Selecting r objects out of n, in order, proof?

Question

I am following "A first course in Discrete Mathematics" by Ian Anderson. It stated the following theorem without providing any proof, which might be because it is too easy. But I am having a tough time to come up with the said proof.

Theorem 1.2 The number of ways of selecting $r$ objects from $n$, in order with no repetition, is $$n(n-1)...(n-r+1)=\frac{n!}{(n-r)!}$$

I first thought of proving this using induction but clearly if it holds for some $r$ it need not hold for $r+1$. I can't seem to think of any method in my arsenal that can tackle this.
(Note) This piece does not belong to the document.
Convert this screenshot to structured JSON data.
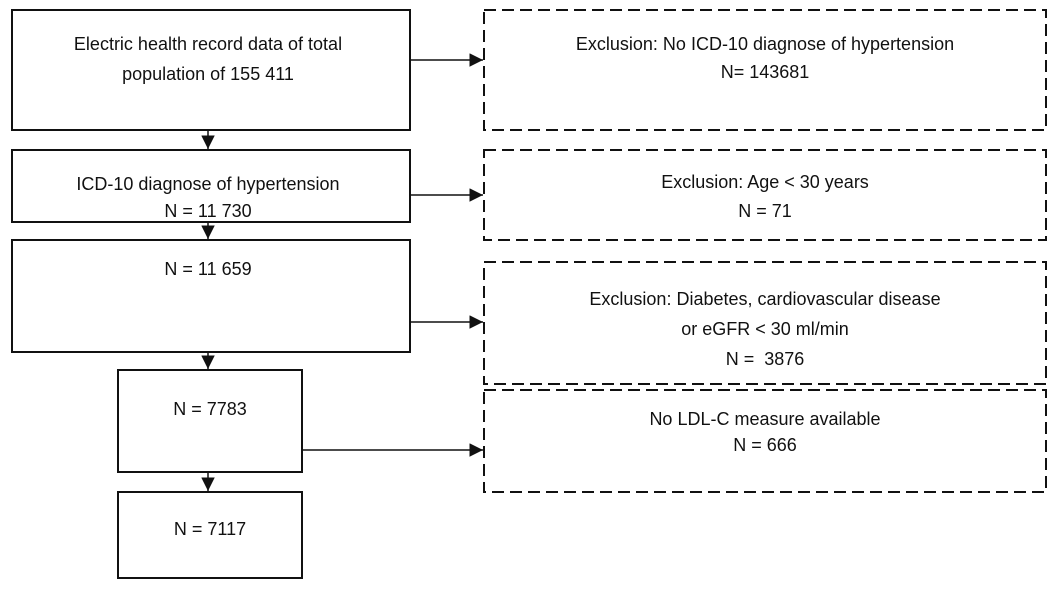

Any helps will be appreciated.

Answer 1

Induction should do the job.

When $k = 1$, we have $n$ object to choose from and thus there are $n$ choices where $n = \frac{n!}{(n-1)!}$.

Now assume the statement holds for $k = r-1$, i.e. to choose $r-1$ objects from $n$ in order with no repetition, there are $\frac{n!}{(n-(r-1))!}$ ways.

When $k = r$, aside from the previous ways from the last step, we have to choose $1$ more object from the remaining $n - (r-1) = n-r+1$ items, notice that all $\frac{n!}{(n-(r-1))!}$ ways for selecting $r-1$ objects are all independent of each other, thus selecting $1$ more and append it to the list will add a new way to selecting $r$ items.

Therefore selecting $r$ objects from $n$ objects in order with no repetition has $(n-r+1)\frac{n!}{(n-(r-1))!} = \frac{n!}{(n-r)!}$ ways.